Brother Spencer Haacke, a professor at Brigham Young University-Idaho and the director of the Presentation Practice Center here on campus gave an informative forum on November 11th about how to give an effective presentation.  

He asserts that people public speak because they want to change the world. “If [you] want to do that, what [you] say should be pretty specific, pointed, and passionate.” He highlights three important parts of how to do this effectively: Preparation, Practice, and Presentation. 

Preparation - “To succeed as a presenter, you must think as a designer” 

As you prepare, you must think about who you will present to, what research you may use to support your topic, what your purpose is, and what theme to use as you design the presentation. Brother Haacke emphasizes the importance of balance when using visual aids. Use “short bullet points, appropriate pictures, and [each slide should] require a presenter.” Any visual aid you use should not be a distraction to the audience or detract from your message. Your passion for the subject will be more infectious if the audience can focus on your words, rather than an undesirable design on your slides. 

Practice - "Practice makes permanent"

“Write out your whole speech as if it’s perfect, and then read through it out loud a number of times, practice it. Then put it aside and try to give it. Anytime you get stuck and can’t remember what’s next, that’s where note cards come in to play.” Note cards can be used as a reminder of transitions, words, statistics, quotes, and main points of your presentation. 

Haacke says to practice the following specific things in your presentations: your tone/rate of speech, transitions, main points, introductions and conclusion, stories, and body language. He also encourages students to follow the thirty second rule. To increase confidence “get the first thirty seconds memorized and natural. [Then], by the time you [move] on, you are already in it! So, memorize the first thirty seconds, memorize the last thirty seconds because those are the two that are going to make the biggest impact.” 

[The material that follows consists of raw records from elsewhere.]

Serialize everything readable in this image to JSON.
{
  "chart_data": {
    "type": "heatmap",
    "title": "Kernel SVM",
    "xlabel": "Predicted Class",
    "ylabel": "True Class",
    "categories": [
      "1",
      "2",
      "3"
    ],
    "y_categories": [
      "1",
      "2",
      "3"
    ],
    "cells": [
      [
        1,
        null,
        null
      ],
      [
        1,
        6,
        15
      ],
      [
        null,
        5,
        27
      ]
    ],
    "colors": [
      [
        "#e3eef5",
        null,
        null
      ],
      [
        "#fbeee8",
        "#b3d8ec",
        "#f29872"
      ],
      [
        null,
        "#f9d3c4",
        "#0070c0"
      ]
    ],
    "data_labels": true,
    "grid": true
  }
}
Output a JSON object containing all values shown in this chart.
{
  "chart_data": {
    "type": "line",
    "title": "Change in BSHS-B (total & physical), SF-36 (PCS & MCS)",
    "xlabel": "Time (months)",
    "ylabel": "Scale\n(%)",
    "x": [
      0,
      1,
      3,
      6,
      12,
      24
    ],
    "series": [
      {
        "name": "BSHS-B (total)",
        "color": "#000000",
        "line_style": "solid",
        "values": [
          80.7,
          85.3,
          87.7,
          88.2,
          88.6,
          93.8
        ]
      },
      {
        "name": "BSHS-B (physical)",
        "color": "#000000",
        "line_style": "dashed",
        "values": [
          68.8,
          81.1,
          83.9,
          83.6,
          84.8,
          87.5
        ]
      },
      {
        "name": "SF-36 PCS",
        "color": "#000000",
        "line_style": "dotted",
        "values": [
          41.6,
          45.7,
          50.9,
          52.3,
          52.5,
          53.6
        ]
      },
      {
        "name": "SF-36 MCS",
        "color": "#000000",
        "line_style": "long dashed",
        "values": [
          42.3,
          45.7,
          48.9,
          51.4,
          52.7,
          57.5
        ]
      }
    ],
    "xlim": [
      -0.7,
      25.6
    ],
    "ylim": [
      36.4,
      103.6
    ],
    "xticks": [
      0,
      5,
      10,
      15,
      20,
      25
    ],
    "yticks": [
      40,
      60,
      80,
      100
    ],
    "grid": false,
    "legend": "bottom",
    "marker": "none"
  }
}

Presentation - "Give a speech, change the world."

Brother Haacke and some students mentioned some simple ways to improve your presentation: Show up early and talk to people, be well rested and eat before, and imagine the presentation going well. “If you do the first two well, you’re prepared and you’ve practiced, your nerves should turn into excitement, because it’s the same chemistry.” 

Your dress is part of your speech design, Haacke says. You should always dress appropriately for the occasion and topic. A good rule of thumb for this I to dress just a little bit better than your audience. In today’s culture it is also important to consider zoom etiquette. Brother Haacke recommends the following: make sure there is good lighting set up and a professional angle; consider standing up for your presentation to heighten energy; keep eye contact with the audience; make sure you have a clean and clear background. 

"People public speak because they want to change the world."

Haacke encourages students to go to the Presentation Practice Center in the library: “This is a place on campus where you can come and practice. It’s a non-threatening environment…come and practice your presentation, anywhere from brainstorming all the way to polishing your presentation.” There are always ways that each of us can improve our public speaking. If you have a presentation coming up for any class, go to the Presentation Practice Center to get some help and encouragement.